The Castellana is, as the countess put it, probably one of the greatest streets in Madrid, and certainly one of the most important thoroughfares. It gets its name from a fountain, la fuente de la castellana, that stood in what is now the Plaza de Emilio Castelar. A small canalized stream drifted all the way down to the Paseo del Prado. Most people aren’t aware of that. Though the blueprints were drawn up around the beginning of the 19th Century, building didn’t really pick up until the second half when it was decided that the area around Colón and the lower end of the Castellana would be destined for the aristocracy. Mansions were put up and fancy Parisian-style buildings were boldly and energetically put up. That was where Concepción grandfather went to build a new home. He had a villa constructed a little further up and across the street, where the family lived for several generations. They owned it throughout much of the 20th Century, but heavy maintenance costs and disinterest forced the family to sell it in the 1980s to a bank…for and advantageous price. Concepción was always a free-spirit, she told me, and though it was frowned upon at the time, and…although it was frowned upon at the time, she insisted her father give her an apartment another building they owned and rented out for her to make a life of her own.

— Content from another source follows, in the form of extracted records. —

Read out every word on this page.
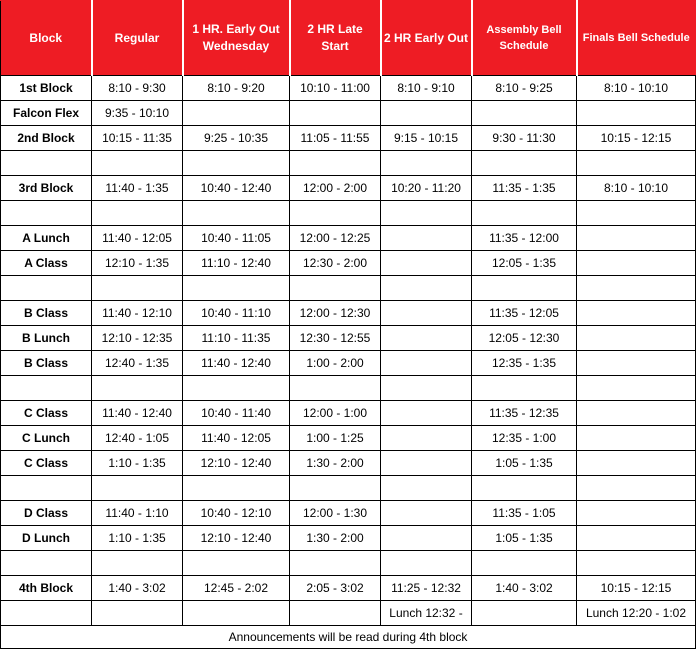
Block	Regular	1 HR. Early Out Wednesday	2 HR Late Start	2 HR Early Out	Assembly Bell Schedule	Finals Bell Schedule
1st Block	8:10 - 9:30	8:10 - 9:20	10:10 - 11:00	8:10 - 9:10	8:10 - 9:25	8:10 - 10:10
Falcon Flex	9:35 - 10:10					
2nd Block	10:15 - 11:35	9:25 - 10:35	11:05 - 11:55	9:15 - 10:15	9:30 - 11:30	10:15 - 12:15

3rd Block	11:40 - 1:35	10:40 - 12:40	12:00 - 2:00	10:20 - 11:20	11:35 - 1:35	8:10 - 10:10

A Lunch	11:40 - 12:05	10:40 - 11:05	12:00 - 12:25		11:35 - 12:00	
A Class	12:10 - 1:35	11:10 - 12:40	12:30 - 2:00		12:05 - 1:35	

B Class	11:40 - 12:10	10:40 - 11:10	12:00 - 12:30		11:35 - 12:05	
B Lunch	12:10 - 12:35	11:10 - 11:35	12:30 - 12:55		12:05 - 12:30	
B Class	12:40 - 1:35	11:40 - 12:40	1:00 - 2:00		12:35 - 1:35	

C Class	11:40 - 12:40	10:40 - 11:40	12:00 - 1:00		11:35 - 12:35	
C Lunch	12:40 - 1:05	11:40 - 12:05	1:00 - 1:25		12:35 - 1:00	
C Class	1:10 - 1:35	12:10 - 12:40	1:30 - 2:00		1:05 - 1:35	

D Class	11:40 - 1:10	10:40 - 12:10	12:00 - 1:30		11:35 - 1:05	
D Lunch	1:10 - 1:35	12:10 - 12:40	1:30 - 2:00		1:05 - 1:35	

4th Block	1:40 - 3:02	12:45 - 2:02	2:05 - 3:02	11:25 - 12:32	1:40 - 3:02	10:15 - 12:15
				Lunch 12:32 -		Lunch 12:20 - 1:02
Announcements will be read during 4th block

“Even if you aren’t married?” He asked.
“Even if I’m not married.” She said.
She never did.
She said it was the same place where were baby brother fell off a carriage and was crushed by the wheel. She held his head until he died, she told me. She told me.
“It’s a shame about the news of that American girl. They haven’t found her have they?”

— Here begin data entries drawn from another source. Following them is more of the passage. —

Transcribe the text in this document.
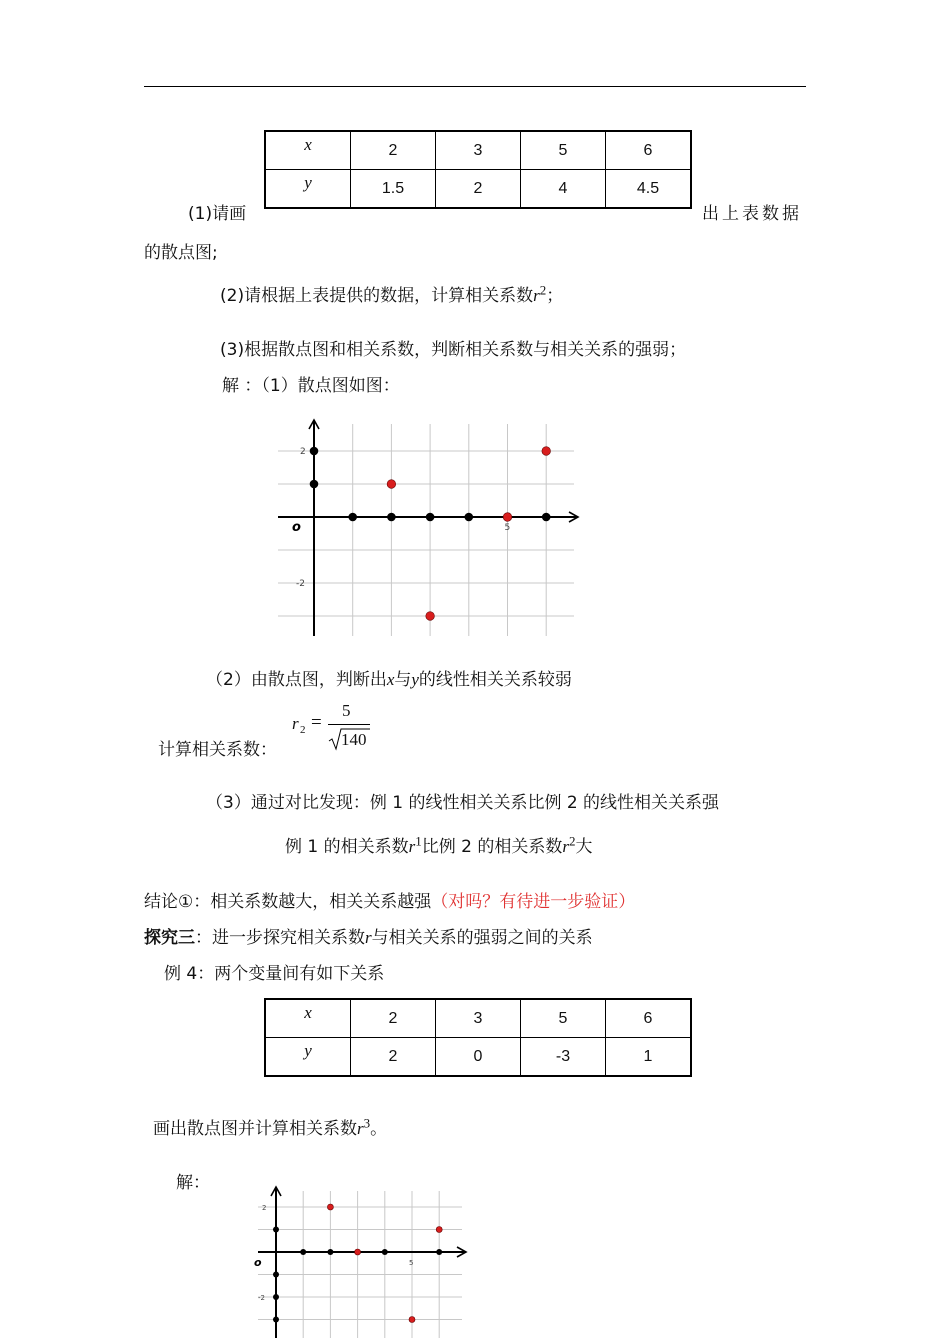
x	2	3	5	6
y	1.5	2	4	4.5
(1)请画	出上表数据
的散点图;
(2)请根据上表提供的数据，计算相关系数$r^2$；
(3)根据散点图和相关系数，判断相关系数与相关关系的强弱；
解 ：（1）散点图如图：
o	5
2
-2
（2）由散点图，判断出x与y的线性相关关系较弱
计算相关系数：
r 2 =
5
140
（3）通过对比发现：例 1 的线性相关关系比例 2 的线性相关关系强
例 1 的相关系数$r^1$比例 2 的相关系数$r^2$大
结论①：相关系数越大，相关关系越强（对吗？有待进一步验证）
探究三：进一步探究相关系数r与相关关系的强弱之间的关系
例 4：两个变量间有如下关系
x	2	3	5	6
y	2	0	-3	1
画出散点图并计算相关系数$r^3$。
解：
o	5
2
-2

I told it I agreed. “No, they haven’t. And what’s worse is that I think I met her the very night she di…disappeared. That’s weird. I was almost going to say ‘died’. Isn’t that terrible? Why should I have assumed something like that?”
“Because,” interrupted the voice of a young man dressed in a white polo shirt with the outsized insignia of a polo team stamped on it, dark blue Bermuda shorts and slippers on. His hair was well greased back and he had a coffee in his hand. “She probably is. I told you Madrid is not a safe city. Americans come over here thinking they can ust party it up day and night”…because they can, I thought to myself…”and get wasted and not expect anything to happen to them. And there you have it. She had a great time, but now she is died, no dead.”

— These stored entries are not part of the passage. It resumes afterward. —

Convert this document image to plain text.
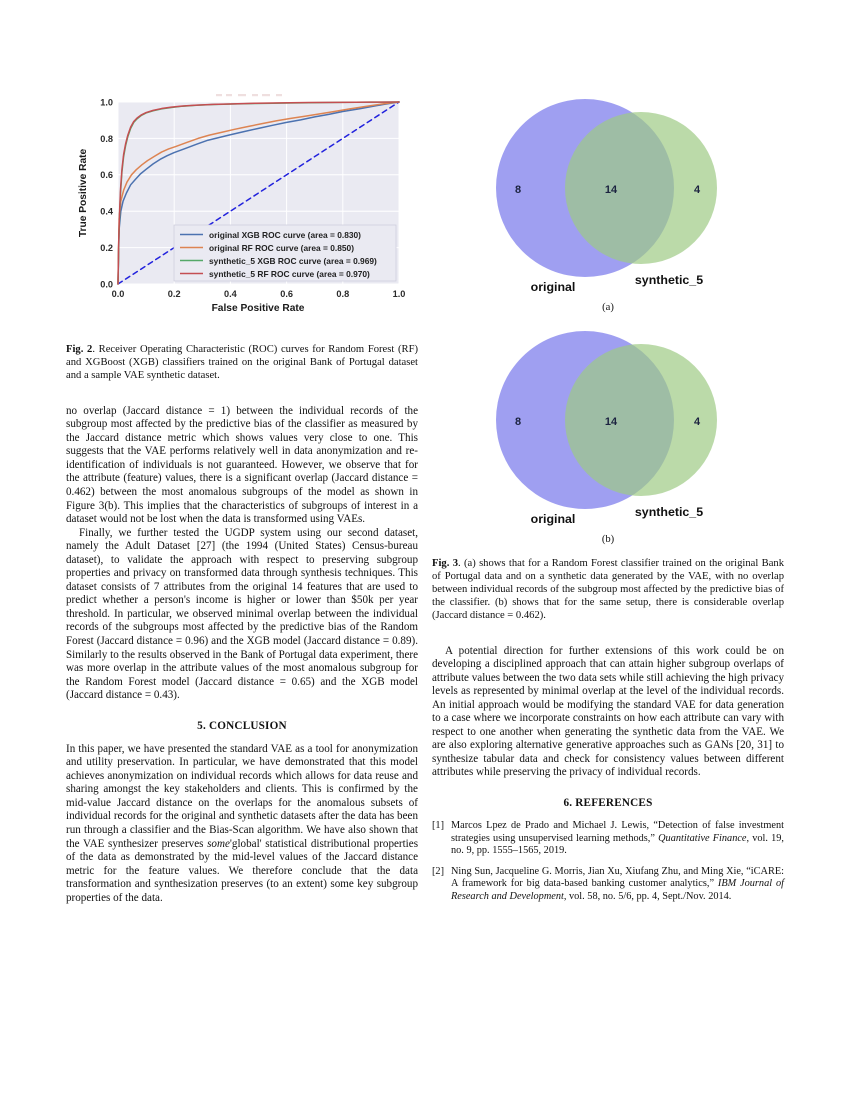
0.0
0.2
0.4
0.6
0.8
1.0
0.0	0.2	0.4	0.6	0.8	1.0
False Positive Rate
True Positive Rate	original XGB ROC curve (area = 0.830)
original RF ROC curve (area = 0.850)
synthetic_5 XGB ROC curve (area = 0.969)
synthetic_5 RF ROC curve (area = 0.970)

Fig. 2. Receiver Operating Characteristic (ROC) curves for Random Forest (RF) and XGBoost (XGB) classifiers trained on the original Bank of Portugal dataset and a sample VAE synthetic dataset.

no overlap (Jaccard distance = 1) between the individual records of the subgroup most affected by the predictive bias of the classifier as measured by the Jaccard distance metric which shows values very close to one. This suggests that the VAE performs relatively well in data anonymization and re-identification of individuals is not guaranteed. However, we observe that for the attribute (feature) values, there is a significant overlap (Jaccard distance = 0.462) between the most anomalous subgroups of the model as shown in Figure 3(b). This implies that the characteristics of subgroups of interest in a dataset would not be lost when the data is transformed using VAEs.

Finally, we further tested the UGDP system using our second dataset, namely the Adult Dataset [27] (the 1994 (United States) Census-bureau dataset), to validate the approach with respect to preserving subgroup properties and privacy on transformed data through synthesis techniques. This dataset consists of 7 attributes from the original 14 features that are used to predict whether a person's income is higher or lower than $50k per year threshold. In particular, we observed minimal overlap between the individual records of the subgroups most affected by the predictive bias of the Random Forest (Jaccard distance = 0.96) and the XGB model (Jaccard distance = 0.89). Similarly to the results observed in the Bank of Portugal data experiment, there was more overlap in the attribute values of the most anomalous subgroup for the Random Forest model (Jaccard distance = 0.65) and the XGB model (Jaccard distance = 0.43).

5. CONCLUSION

In this paper, we have presented the standard VAE as a tool for anonymization and utility preservation. In particular, we have demonstrated that this model achieves anonymization on individual records which allows for data reuse and sharing amongst the key stakeholders and clients. This is confirmed by the mid-value Jaccard distance on the overlaps for the anomalous subsets of individual records for the original and synthetic datasets after the data has been run through a classifier and the Bias-Scan algorithm. We have also shown that the VAE synthesizer preserves some'global' statistical distributional properties of the data as demonstrated by the mid-level values of the Jaccard distance metric for the feature values. We therefore conclude that the data transformation and synthesization preserves (to an extent) some key subgroup properties of the data.

8	14	4
original	synthetic_5

(a)

8	14	4
original	synthetic_5

(b)

Fig. 3. (a) shows that for a Random Forest classifier trained on the original Bank of Portugal data and on a synthetic data generated by the VAE, with no overlap between individual records of the subgroup most affected by the predictive bias of the classifier. (b) shows that for the same setup, there is considerable overlap (Jaccard distance = 0.462).

A potential direction for further extensions of this work could be on developing a disciplined approach that can attain higher subgroup overlaps of attribute values between the two data sets while still achieving the high privacy levels as represented by minimal overlap at the level of the individual records. An initial approach would be modifying the standard VAE for data generation to a case where we incorporate constraints on how each attribute can vary with respect to one another when generating the synthetic data from the VAE. We are also exploring alternative generative approaches such as GANs [20, 31] to synthesize tabular data and check for consistency values between different attributes while preserving the privacy of individual records.

6. REFERENCES
[1] Marcos Lpez de Prado and Michael J. Lewis, “Detection of false investment strategies using unsupervised learning methods,” Quantitative Finance, vol. 19, no. 9, pp. 1555–1565, 2019.
[2] Ning Sun, Jacqueline G. Morris, Jian Xu, Xiufang Zhu, and Ming Xie, “iCARE: A framework for big data-based banking customer analytics,” IBM Journal of Research and Development, vol. 58, no. 5/6, pp. 4, Sept./Nov. 2014.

“Jaime. You don’t know that,” protested his aunt.
He probably does, I thought to myself.
“Hello, my name is Jaime and I am quite hung over. We were at a terraza on top of a building. And then the usual up on Arturo Soria until…until sunset…ha, ha, I mean sunrose… and it was a lot of fun. But you will have to excuse my English today if it doesn’t go.” He added as he scratched his eye with his pinky.